Furthermore, the discussion regarding mouse KO phenotypes imply that ATF6 is more generally important in diverse cell types than IRE1 or PERK. While this may be true, the model used here to underscore ATF6 may be more specifically relevant to IgM production by plasma cells than to other types of cells. In the same vein, the authors should qualify more clearly that their conclusions are limited so far to the context of their model system, and may or may not be more generally applicable depending on further studies in other models and contexts.

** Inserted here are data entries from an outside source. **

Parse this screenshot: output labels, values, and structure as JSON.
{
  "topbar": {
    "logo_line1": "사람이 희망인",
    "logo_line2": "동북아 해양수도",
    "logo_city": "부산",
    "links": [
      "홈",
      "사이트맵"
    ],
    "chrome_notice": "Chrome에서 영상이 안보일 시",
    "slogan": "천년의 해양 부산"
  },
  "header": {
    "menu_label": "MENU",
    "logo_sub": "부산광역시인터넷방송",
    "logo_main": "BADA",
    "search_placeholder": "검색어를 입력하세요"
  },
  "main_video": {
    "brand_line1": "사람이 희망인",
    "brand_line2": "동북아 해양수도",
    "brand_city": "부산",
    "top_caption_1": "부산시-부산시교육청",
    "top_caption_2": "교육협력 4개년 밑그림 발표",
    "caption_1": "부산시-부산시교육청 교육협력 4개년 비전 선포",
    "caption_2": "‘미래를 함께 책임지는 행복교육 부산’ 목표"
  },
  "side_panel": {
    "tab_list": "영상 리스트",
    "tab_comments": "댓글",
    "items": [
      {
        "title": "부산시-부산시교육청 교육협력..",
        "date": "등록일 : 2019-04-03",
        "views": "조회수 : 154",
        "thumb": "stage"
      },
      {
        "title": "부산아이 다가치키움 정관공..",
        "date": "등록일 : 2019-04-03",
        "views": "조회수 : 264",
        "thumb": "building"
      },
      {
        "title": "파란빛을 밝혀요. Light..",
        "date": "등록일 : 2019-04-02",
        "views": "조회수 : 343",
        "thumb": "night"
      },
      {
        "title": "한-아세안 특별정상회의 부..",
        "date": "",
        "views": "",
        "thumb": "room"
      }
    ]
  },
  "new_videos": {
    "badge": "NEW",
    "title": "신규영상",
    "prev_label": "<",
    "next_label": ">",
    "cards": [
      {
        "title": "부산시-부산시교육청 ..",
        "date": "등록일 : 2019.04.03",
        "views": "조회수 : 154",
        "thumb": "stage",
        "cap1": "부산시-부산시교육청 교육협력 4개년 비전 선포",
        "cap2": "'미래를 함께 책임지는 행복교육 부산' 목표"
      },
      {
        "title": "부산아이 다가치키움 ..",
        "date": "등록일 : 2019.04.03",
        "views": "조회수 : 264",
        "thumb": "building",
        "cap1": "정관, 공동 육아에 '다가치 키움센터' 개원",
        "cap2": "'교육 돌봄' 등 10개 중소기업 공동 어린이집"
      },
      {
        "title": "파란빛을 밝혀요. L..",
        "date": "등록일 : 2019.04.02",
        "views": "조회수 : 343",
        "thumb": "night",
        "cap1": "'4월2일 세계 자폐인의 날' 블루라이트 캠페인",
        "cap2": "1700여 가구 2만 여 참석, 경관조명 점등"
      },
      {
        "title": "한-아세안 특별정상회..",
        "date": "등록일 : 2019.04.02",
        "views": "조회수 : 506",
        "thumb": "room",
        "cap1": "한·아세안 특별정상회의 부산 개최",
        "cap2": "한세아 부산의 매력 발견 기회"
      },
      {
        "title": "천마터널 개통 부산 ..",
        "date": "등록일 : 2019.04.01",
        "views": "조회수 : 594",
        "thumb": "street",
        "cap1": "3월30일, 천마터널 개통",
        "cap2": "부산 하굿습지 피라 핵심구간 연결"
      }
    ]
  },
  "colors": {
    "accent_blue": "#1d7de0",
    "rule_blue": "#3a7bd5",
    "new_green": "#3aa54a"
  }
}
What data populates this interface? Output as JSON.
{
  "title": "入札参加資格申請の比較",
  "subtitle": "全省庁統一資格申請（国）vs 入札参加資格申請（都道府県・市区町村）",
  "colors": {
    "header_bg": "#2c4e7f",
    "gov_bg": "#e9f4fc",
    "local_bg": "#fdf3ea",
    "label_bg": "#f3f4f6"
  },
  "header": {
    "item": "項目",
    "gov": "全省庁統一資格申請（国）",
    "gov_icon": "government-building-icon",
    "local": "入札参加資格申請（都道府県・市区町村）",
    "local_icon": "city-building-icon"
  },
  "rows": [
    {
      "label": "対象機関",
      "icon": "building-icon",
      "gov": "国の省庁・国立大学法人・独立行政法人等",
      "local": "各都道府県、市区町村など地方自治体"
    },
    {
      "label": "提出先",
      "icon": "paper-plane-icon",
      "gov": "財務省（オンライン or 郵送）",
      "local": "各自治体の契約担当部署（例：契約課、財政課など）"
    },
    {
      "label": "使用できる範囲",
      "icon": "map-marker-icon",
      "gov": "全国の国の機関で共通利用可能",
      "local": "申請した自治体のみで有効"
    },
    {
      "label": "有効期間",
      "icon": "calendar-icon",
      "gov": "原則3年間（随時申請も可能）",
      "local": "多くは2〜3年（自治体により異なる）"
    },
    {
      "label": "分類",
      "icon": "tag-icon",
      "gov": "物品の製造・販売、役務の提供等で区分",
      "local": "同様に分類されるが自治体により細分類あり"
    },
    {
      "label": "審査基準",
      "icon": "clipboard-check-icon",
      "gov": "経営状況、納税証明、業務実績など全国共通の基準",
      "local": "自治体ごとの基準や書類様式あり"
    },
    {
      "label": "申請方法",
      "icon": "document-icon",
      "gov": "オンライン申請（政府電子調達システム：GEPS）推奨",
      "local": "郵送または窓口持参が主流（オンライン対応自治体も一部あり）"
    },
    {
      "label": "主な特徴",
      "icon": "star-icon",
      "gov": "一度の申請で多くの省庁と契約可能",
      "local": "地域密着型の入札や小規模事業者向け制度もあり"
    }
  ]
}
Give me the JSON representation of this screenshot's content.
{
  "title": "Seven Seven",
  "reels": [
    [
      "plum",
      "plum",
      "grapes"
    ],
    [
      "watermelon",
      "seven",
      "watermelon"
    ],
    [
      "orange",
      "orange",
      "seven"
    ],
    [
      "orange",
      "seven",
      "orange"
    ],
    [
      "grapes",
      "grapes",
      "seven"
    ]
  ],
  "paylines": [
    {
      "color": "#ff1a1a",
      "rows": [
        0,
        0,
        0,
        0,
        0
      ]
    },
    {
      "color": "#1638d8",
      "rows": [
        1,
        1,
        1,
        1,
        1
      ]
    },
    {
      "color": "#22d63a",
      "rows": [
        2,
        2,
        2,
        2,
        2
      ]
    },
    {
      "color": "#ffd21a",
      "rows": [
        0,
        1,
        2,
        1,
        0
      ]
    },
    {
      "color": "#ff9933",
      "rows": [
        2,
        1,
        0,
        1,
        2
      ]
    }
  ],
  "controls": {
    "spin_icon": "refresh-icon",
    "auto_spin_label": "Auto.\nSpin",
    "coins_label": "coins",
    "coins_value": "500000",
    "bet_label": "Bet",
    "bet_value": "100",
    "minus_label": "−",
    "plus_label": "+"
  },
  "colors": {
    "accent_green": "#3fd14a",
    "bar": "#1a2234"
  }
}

Upon careful rereading of the particular section in the Discussion, we adapted the text to be more specific. We disagree with the reviewers that the HeLa-µs model is a model for plasma cells (since neither J nor light chains are expressed). As we envisioned it, the HeLa-µs model recapitulates how a non-professional secretory cell homeostatically readjusts to the accumulation of a misfolded or orphan client protein in the ER (for instance due to a genetic disease or due to a somatic mutation), which then sequesters the chaperone machinery, in particular BiP (as a multitude of such ill-fated ER clients would do). Certainly, as discussed in Bakunts et al., the HeLa-µs model better recapitulates such (patho-)physiological events than drug-elicited ER stress does.
We do agree with the reviewers that, depending on the client protein, different type of responses may ensue, which is why we included in the manuscript the non-BiP sequestering µ∆CH1, which in fact fails to induce a robust UPR. Moreover, cell types vary in their levels of ER chaperones and UPR transducers, as is also evident from our response above to point 3, but we feel that we would merely state the obvious to suggest that such variability would lead to variability in UPR signaling once these cells are challenged by stressful conditions in the ER.